Mackenna Parker and Willow Slobodzian have already experienced a lot together.
They’ve won three league titles and three provincial championships, been to two national championships, one Hockey Canada strength and conditioning camp
and, most recently, the IIHF Women’s High Performance Camp, among other things.
That’s a lot to have accomplished by the ages of 15 and 16, respectively, but for Parker and Slobodzian, these were simply stops on a map the two drew for
themselves years ago.
Point A: Clavet, Sask., a village of 386 people just east of Saskatoon.
“We live on acreages, so there’s lots of room to do whatever you want,” says Slobodzian. “You pretty much know everyone, which is nice. You developed good
friendships just because everyone’s so close.”
Parker moved to Clavet when she was in Grade 4 and found in Slobodzian a player with ambitions as big as her own.
“I remember I was intimidated by her because she was so good,” says Parker. “We were the only girls on a team full of boys. We became good friends and
we’ve been great friends ever since.”
“We hit it off right from the start,” says Slobodzian. “We’re quite alike. We have the same goals in mind.”
“Willow and I decided that we wanted to take the next step and go into Martensville [40 minutes north] and try that out,” says Parker. They played with the
Marauders (Peewee AA boys) for two seasons. “That was probably the moment we realized we wanted to go all the way and develop as the best hockey players
that we could be.”
They were 11 and 12.
They joined a spring team together, the first time either had played girls’ hockey. The team travelled to Minneapolis, Minn., for a tournament and brought
home a gold medal.
It was the start of an incredible – and still ongoing – run.
They switched to girls’ hockey full-time in Bantam and helped the Saskatoon Comets win league and provincial titles in 2013-14.
Still Bantam-age, they made the leap to the Saskatoon Stars of the Saskatchewan Female Midget AAA Hockey League the following season. As two of the team’s
five under-agers, they were big reasons why the Stars exceeded expectations in 2014-15. The team won the SFMAAAHL regular season title, then went 9-0
during the playoffs to capture the league crown.

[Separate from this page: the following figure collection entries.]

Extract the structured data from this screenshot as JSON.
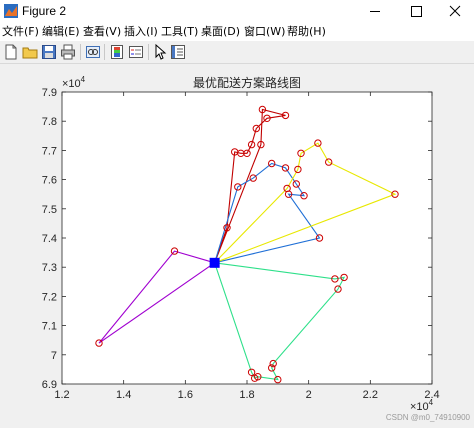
{
  "window": {
    "title": "Figure 2",
    "icon": "matlab-figure-icon"
  },
  "menu": [
    "文件(F)",
    "编辑(E)",
    "查看(V)",
    "插入(I)",
    "工具(T)",
    "桌面(D)",
    "窗口(W)",
    "帮助(H)"
  ],
  "toolbar": [
    "new-file-icon",
    "open-folder-icon",
    "save-icon",
    "print-icon",
    "link-figure-icon",
    "insert-colorbar-icon",
    "insert-legend-icon",
    "edit-plot-pointer-icon",
    "property-inspector-icon"
  ],
  "watermark": "CSDN @m0_74910900",
  "chart_data": {
    "type": "line",
    "title": "最优配送方案路线图",
    "xlabel": "",
    "ylabel": "",
    "x_exponent_label": "×10",
    "x_exponent_power": "4",
    "y_exponent_label": "×10",
    "y_exponent_power": "4",
    "xlim": [
      1.2,
      2.4
    ],
    "ylim": [
      6.9,
      7.9
    ],
    "xticks": [
      "1.2",
      "1.4",
      "1.6",
      "1.8",
      "2",
      "2.2",
      "2.4"
    ],
    "yticks": [
      "6.9",
      "7",
      "7.1",
      "7.2",
      "7.3",
      "7.4",
      "7.5",
      "7.6",
      "7.7",
      "7.8",
      "7.9"
    ],
    "depot": {
      "x": 1.695,
      "y": 7.315,
      "color": "#0000ff"
    },
    "marker_color": "#cc0000",
    "routes": [
      {
        "color": "#c00000",
        "points": [
          [
            1.695,
            7.315
          ],
          [
            1.735,
            7.435
          ],
          [
            1.76,
            7.695
          ],
          [
            1.78,
            7.69
          ],
          [
            1.8,
            7.69
          ],
          [
            1.815,
            7.72
          ],
          [
            1.83,
            7.775
          ],
          [
            1.865,
            7.81
          ],
          [
            1.925,
            7.82
          ],
          [
            1.85,
            7.84
          ],
          [
            1.845,
            7.72
          ],
          [
            1.695,
            7.315
          ]
        ]
      },
      {
        "color": "#1f6fd6",
        "points": [
          [
            1.695,
            7.315
          ],
          [
            1.77,
            7.575
          ],
          [
            1.82,
            7.605
          ],
          [
            1.88,
            7.655
          ],
          [
            1.925,
            7.64
          ],
          [
            1.96,
            7.585
          ],
          [
            1.985,
            7.545
          ],
          [
            1.935,
            7.55
          ],
          [
            2.035,
            7.4
          ],
          [
            1.695,
            7.315
          ]
        ]
      },
      {
        "color": "#e8e800",
        "points": [
          [
            1.695,
            7.315
          ],
          [
            1.93,
            7.57
          ],
          [
            1.965,
            7.635
          ],
          [
            1.975,
            7.69
          ],
          [
            2.03,
            7.725
          ],
          [
            2.065,
            7.66
          ],
          [
            2.28,
            7.55
          ],
          [
            1.695,
            7.315
          ]
        ]
      },
      {
        "color": "#a000d0",
        "points": [
          [
            1.695,
            7.315
          ],
          [
            1.565,
            7.355
          ],
          [
            1.32,
            7.04
          ],
          [
            1.695,
            7.315
          ]
        ]
      },
      {
        "color": "#2ee08a",
        "points": [
          [
            1.695,
            7.315
          ],
          [
            1.815,
            6.94
          ],
          [
            1.825,
            6.92
          ],
          [
            1.835,
            6.925
          ],
          [
            1.9,
            6.915
          ],
          [
            1.88,
            6.955
          ],
          [
            1.885,
            6.97
          ],
          [
            2.095,
            7.225
          ],
          [
            2.115,
            7.265
          ],
          [
            2.085,
            7.26
          ],
          [
            1.695,
            7.315
          ]
        ]
      }
    ]
  }
}
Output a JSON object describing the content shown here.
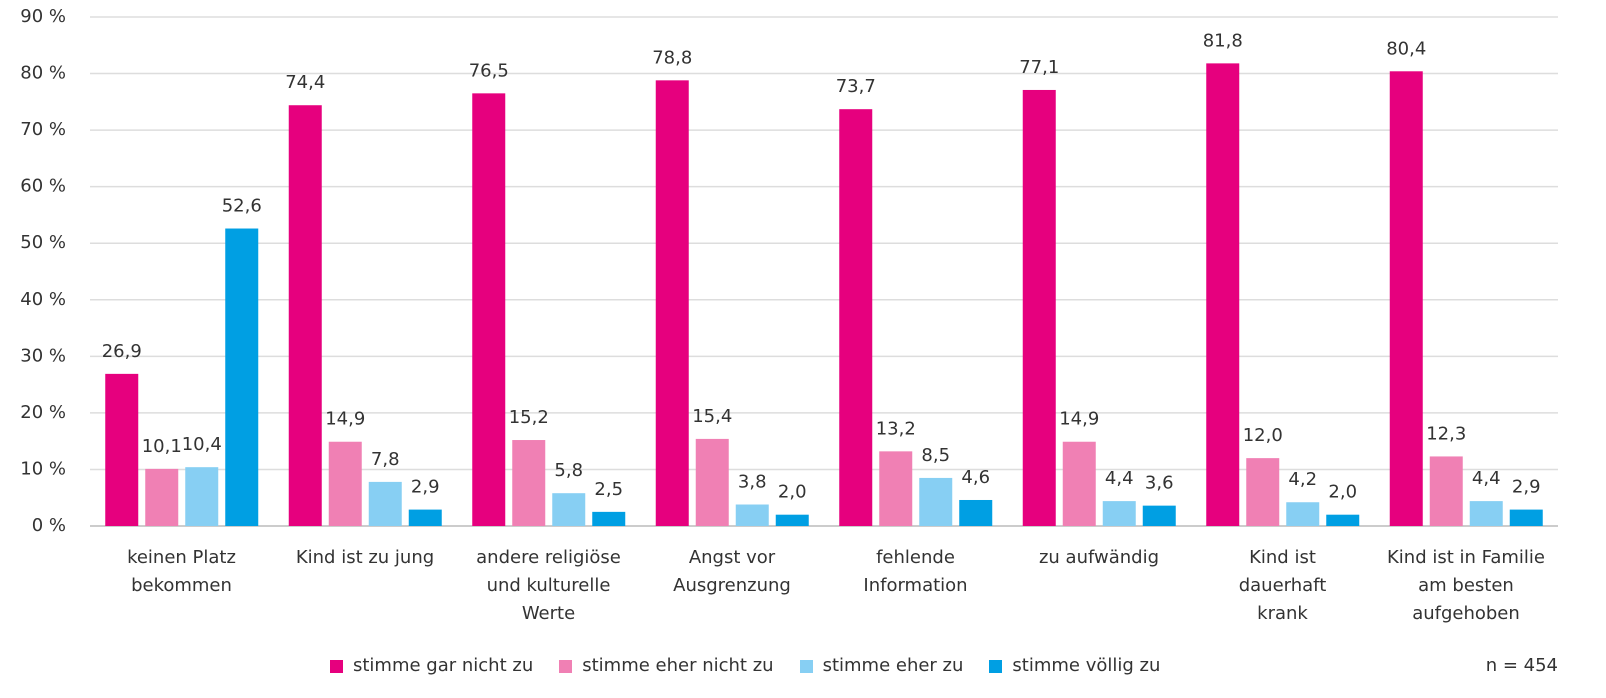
{
  "chart_data": {
    "type": "bar",
    "categories": [
      "keinen Platz\nbekommen",
      "Kind ist zu jung",
      "andere religiöse\nund kulturelle\nWerte",
      "Angst vor\nAusgrenzung",
      "fehlende\nInformation",
      "zu aufwändig",
      "Kind ist\ndauerhaft\nkrank",
      "Kind ist in Familie\nam besten\naufgehoben"
    ],
    "series": [
      {
        "name": "stimme gar nicht zu",
        "color": "#e6007e",
        "values": [
          26.9,
          74.4,
          76.5,
          78.8,
          73.7,
          77.1,
          81.8,
          80.4
        ],
        "value_labels": [
          "26,9",
          "74,4",
          "76,5",
          "78,8",
          "73,7",
          "77,1",
          "81,8",
          "80,4"
        ]
      },
      {
        "name": "stimme eher nicht zu",
        "color": "#f080b4",
        "values": [
          10.1,
          14.9,
          15.2,
          15.4,
          13.2,
          14.9,
          12.0,
          12.3
        ],
        "value_labels": [
          "10,1",
          "14,9",
          "15,2",
          "15,4",
          "13,2",
          "14,9",
          "12,0",
          "12,3"
        ]
      },
      {
        "name": "stimme eher zu",
        "color": "#87cff3",
        "values": [
          10.4,
          7.8,
          5.8,
          3.8,
          8.5,
          4.4,
          4.2,
          4.4
        ],
        "value_labels": [
          "10,4",
          "7,8",
          "5,8",
          "3,8",
          "8,5",
          "4,4",
          "4,2",
          "4,4"
        ]
      },
      {
        "name": "stimme völlig zu",
        "color": "#009fe3",
        "values": [
          52.6,
          2.9,
          2.5,
          2.0,
          4.6,
          3.6,
          2.0,
          2.9
        ],
        "value_labels": [
          "52,6",
          "2,9",
          "2,5",
          "2,0",
          "4,6",
          "3,6",
          "2,0",
          "2,9"
        ]
      }
    ],
    "ylim": [
      0,
      90
    ],
    "yticks": [
      {
        "value": 0,
        "label": "0 %"
      },
      {
        "value": 10,
        "label": "10 %"
      },
      {
        "value": 20,
        "label": "20 %"
      },
      {
        "value": 30,
        "label": "30 %"
      },
      {
        "value": 40,
        "label": "40 %"
      },
      {
        "value": 50,
        "label": "50 %"
      },
      {
        "value": 60,
        "label": "60 %"
      },
      {
        "value": 70,
        "label": "70 %"
      },
      {
        "value": 80,
        "label": "80 %"
      },
      {
        "value": 90,
        "label": "90 %"
      }
    ],
    "grid": true,
    "annotation": "n = 454",
    "legend_position": "bottom"
  }
}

At the Esso Cup, Canada’s National Female Midget Championship, the pair won a bronze medal.
Last season was a coming-out party for both. Parker finished second in SFMAAAHL scoring, Slobodzian was named the league’s best defenceman, and both were
first team all-stars. The Stars repeated as league champions and returned to the Esso Cup, this time finishing fourth
With league-rival Weyburn hosting the Esso Cup, hometown support followed them, as it always has.
Hockey dreams drove Parker and Slobodzian to look to bigger towns and cities to play, but the compass has never veered away from Clavet.
Growing up in a small, tight-knit community where everybody literally knows your name – national championship participants or not – and has your back stays
with you. It makes you want to do well not only for yourself but for everyone.
“It’s unique because you walk into the rink and you see someone you know and it’s just a great atmosphere because you’re around people who have supported
you throughout your journey,” says Slobodzian. “You’re always surrounded by great people who are interested in your career and have helped you along the
way. You feel very fortunate to be able to be a part of something special like that.”
Neither player would be who she is – nor where is – today had the road opened elsewhere.
“I don’t think coming from a small town and starting your hockey there, that’s not a disadvantage whatsoever,” says Slobodzian. “I don’t think it matters
where you start, it’s where you want to go and how you get there, that’s what matters.”
This week Parker and Slobodzian are together again, at Canada’s National Women’s Under-18 Team selection camp in Calgary. But for the first time in a long
time, they’re not wearing the same jersey.
Parker is with Gold; Slobodzian is with Blue. That means they’re going head to head during intrasquad games.
“We got a good laugh [about it],” says Slobodzian. “We wanted to be on the same team, but at the same time we like playing against each other, even
battling against each other in practice. I like being able to battle with her and test myself.”
Good showings at camp would earn them roster spots on Team Canada for a three-game series against the United States. And it would put the final peg in map
they’ve spent years together travelling.
Point B: Team Canada.
“She’s like my other half,” says Parker. “Without her, I don’t know if I would be where I am today. We’ve always done everything together. It’s great to
spend all these times with her and [make] all these memories together.”